Mérida’s seafood shines because the Gulf’s bounty lands fresh every morning, and my #1 pick proves that the city knows how to turn that bounty into pure pleasure. #1 Cocteleria costeño tops the list – a lively bar where the ceviche sings and the octopus carpaccio melts on the tongue.

Cocteleria costeño sits on Calle 74 in the Las Américas neighborhood, a short walk from the Plaza de la Revolución. The space feels like a breezy market stall turned upscale bar; a long marble counter displays bowls of shrimp, crab, and the signature chilpachole broth.
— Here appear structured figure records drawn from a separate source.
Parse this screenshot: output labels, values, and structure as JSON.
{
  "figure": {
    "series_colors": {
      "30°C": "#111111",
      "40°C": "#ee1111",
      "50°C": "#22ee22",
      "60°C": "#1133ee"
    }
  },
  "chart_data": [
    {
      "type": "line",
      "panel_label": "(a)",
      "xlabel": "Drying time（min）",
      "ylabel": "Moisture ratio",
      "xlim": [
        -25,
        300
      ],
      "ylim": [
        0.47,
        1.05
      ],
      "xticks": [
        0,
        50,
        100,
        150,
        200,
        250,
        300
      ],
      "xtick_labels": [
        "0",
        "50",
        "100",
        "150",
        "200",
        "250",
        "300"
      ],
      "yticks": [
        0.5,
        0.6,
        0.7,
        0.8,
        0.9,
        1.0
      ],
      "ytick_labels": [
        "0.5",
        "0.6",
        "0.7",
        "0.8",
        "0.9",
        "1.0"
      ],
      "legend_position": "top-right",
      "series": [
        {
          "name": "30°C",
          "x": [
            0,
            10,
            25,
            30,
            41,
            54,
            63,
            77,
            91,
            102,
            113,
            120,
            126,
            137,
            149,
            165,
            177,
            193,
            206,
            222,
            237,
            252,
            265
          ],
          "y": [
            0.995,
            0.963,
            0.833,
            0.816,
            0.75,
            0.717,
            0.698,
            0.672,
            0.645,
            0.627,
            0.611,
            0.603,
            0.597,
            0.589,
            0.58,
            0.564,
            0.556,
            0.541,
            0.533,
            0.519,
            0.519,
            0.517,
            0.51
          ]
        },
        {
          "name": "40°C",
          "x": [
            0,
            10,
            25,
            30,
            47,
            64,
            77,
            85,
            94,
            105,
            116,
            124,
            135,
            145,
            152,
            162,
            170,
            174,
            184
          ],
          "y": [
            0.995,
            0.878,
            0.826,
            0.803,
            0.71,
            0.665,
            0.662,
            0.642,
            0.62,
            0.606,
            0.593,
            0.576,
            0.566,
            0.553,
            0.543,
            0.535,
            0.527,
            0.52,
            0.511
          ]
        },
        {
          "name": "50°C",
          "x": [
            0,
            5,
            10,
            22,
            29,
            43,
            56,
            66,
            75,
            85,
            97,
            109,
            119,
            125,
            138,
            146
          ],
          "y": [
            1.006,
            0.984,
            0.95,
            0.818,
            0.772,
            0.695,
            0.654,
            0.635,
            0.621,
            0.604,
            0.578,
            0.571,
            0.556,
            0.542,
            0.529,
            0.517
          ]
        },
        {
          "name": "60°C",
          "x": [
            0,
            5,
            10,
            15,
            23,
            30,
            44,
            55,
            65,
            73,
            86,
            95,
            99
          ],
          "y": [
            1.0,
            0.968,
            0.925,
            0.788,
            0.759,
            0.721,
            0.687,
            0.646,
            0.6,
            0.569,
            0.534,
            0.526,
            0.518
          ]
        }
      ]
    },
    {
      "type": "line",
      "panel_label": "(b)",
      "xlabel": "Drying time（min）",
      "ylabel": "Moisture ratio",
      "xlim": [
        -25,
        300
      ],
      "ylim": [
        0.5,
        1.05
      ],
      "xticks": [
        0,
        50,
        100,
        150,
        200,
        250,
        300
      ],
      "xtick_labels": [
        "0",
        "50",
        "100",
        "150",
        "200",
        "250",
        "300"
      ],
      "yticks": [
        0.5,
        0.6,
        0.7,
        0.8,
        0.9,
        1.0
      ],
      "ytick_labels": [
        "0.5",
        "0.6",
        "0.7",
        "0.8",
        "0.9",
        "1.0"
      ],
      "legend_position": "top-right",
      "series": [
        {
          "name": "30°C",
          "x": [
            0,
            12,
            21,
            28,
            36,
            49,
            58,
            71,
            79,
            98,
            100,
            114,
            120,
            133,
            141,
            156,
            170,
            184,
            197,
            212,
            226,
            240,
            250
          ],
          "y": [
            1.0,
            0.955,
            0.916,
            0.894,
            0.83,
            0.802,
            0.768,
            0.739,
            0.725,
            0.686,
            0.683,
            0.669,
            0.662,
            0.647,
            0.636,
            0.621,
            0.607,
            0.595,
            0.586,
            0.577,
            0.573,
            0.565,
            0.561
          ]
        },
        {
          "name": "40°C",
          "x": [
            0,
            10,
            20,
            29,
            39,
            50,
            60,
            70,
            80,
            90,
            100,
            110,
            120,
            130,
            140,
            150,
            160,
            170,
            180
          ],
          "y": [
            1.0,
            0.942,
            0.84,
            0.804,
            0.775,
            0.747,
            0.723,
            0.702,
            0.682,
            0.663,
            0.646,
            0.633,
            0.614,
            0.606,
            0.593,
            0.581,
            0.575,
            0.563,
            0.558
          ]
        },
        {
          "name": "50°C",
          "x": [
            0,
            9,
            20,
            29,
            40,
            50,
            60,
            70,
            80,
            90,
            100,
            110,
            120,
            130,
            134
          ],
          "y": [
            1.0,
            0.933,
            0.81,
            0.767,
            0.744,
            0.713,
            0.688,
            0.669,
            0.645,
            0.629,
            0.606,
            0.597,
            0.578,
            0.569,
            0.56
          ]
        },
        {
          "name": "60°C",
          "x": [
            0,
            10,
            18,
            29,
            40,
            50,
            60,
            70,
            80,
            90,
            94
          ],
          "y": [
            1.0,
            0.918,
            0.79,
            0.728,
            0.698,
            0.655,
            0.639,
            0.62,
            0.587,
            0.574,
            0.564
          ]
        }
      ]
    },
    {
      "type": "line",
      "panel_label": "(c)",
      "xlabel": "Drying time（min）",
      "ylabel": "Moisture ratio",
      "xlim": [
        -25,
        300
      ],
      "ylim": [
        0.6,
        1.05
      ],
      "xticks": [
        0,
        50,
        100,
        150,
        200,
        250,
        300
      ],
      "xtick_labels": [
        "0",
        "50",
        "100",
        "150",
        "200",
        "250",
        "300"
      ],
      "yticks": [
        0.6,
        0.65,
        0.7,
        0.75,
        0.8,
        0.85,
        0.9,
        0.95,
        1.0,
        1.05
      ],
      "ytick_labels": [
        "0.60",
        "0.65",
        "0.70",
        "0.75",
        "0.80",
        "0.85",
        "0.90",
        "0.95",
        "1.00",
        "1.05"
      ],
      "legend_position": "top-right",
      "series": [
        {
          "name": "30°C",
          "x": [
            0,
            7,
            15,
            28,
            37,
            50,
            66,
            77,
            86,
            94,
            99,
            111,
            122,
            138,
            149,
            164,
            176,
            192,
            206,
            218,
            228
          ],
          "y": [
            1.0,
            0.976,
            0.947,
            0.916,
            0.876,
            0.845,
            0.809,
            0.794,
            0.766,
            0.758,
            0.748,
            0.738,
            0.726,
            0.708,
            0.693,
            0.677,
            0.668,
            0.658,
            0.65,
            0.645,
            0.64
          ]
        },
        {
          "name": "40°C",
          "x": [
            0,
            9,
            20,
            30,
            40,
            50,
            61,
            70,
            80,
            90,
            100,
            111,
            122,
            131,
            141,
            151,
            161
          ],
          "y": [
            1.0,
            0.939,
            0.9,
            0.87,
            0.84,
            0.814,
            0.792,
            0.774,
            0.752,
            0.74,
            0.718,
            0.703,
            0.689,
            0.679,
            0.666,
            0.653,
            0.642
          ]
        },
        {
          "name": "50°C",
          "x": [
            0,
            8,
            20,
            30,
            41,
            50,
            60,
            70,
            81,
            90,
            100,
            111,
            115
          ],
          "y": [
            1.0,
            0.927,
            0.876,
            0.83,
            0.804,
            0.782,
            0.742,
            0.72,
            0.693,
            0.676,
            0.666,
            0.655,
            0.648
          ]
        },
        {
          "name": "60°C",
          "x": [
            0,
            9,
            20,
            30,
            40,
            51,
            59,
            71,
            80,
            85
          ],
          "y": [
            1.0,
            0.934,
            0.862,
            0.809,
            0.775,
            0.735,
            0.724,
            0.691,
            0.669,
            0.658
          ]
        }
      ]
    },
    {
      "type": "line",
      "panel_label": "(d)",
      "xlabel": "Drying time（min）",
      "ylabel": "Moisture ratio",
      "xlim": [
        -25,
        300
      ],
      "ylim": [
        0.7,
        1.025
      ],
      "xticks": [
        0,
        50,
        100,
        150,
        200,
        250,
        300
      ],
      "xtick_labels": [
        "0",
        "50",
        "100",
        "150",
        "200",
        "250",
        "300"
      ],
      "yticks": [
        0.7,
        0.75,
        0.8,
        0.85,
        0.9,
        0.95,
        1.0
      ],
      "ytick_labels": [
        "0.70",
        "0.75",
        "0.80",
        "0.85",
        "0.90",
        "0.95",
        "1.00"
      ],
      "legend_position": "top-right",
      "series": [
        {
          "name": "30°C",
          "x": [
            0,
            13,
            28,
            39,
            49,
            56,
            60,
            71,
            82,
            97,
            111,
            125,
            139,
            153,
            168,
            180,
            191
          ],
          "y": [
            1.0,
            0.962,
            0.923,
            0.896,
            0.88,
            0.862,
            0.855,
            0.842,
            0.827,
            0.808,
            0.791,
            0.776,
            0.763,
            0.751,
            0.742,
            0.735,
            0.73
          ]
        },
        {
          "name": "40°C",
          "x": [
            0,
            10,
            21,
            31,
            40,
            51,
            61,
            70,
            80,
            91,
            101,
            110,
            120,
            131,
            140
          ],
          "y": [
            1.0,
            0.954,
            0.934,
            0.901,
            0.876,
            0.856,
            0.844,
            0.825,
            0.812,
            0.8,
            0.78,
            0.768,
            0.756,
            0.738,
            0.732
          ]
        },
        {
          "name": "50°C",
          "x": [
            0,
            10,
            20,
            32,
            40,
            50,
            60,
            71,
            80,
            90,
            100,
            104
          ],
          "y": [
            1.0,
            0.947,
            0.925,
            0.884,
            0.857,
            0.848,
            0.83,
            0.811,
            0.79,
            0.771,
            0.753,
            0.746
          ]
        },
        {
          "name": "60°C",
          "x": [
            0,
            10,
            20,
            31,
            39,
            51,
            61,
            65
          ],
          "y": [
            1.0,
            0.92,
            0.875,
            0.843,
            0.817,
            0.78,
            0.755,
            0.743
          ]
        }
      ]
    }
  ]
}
I start with the ceviche, a bright mix of lime, chilies, and fresh camarón priced at MX$130. The octopus carpaccio, served chilled with a drizzle of citrus oil, costs MX$170 and earns its reputation from the crisp texture that holds the sea’s brine. A shrimp cocktail at MX$150 rounds out the tasting board. The score of 93.6 and a 4.6 rating come from diners who love the balance of price and flavor, though the limited lunch hours on Mondays can frustrate weekend planners.

Muelle 8 claims the second spot, and its location in Buenavista gives it a dock‑side vibe that feels more relaxed than the city center. The address on Calle 21 places the restaurant between two historic streets, and the open‑air patio overlooks a small fountain that mirrors the sea breeze. Their grilled red snapper, priced around MX$180, arrives with a smoky char and a side of coconut‑infused rice that reviewers describe as “perfectly balanced.” The octopus pate, another crowd‑pleaser, sits beside a glass of chilled mezcal, and the paella, loaded with hogfish and prawns, stretches the menu beyond the usual. The 90.4 score shows consistent praise, though some guests note the service can lag during the Friday rush.
La Pigua rounds out the trio, tucked into Av. Cupules in a quieter part of town where the sound of street vendors mixes with the clink of glasses. The interior is simple, with wooden tables and a modest bar, but the blue crab dish steals the show. Priced at MX$200, the crab arrives in a buttery sauce that carries a hint of citrus, and reviewers love the way the meat stays juicy. The coconut cake for dessert, a sweet finish, is often mentioned in comments about the restaurant’s ability to blend sweet and salty. With a score of 82.6, La Pigua lags behind the other two in overall rating, and the valet parking, while convenient, adds a small extra cost that some diners find unnecessary.
If you can only try one place, walk straight to Cocteleria costeño and order the ceviche and octopus carpaccio – that combo alone captures the essence of Mérida’s sea and sets the bar for the other two spots.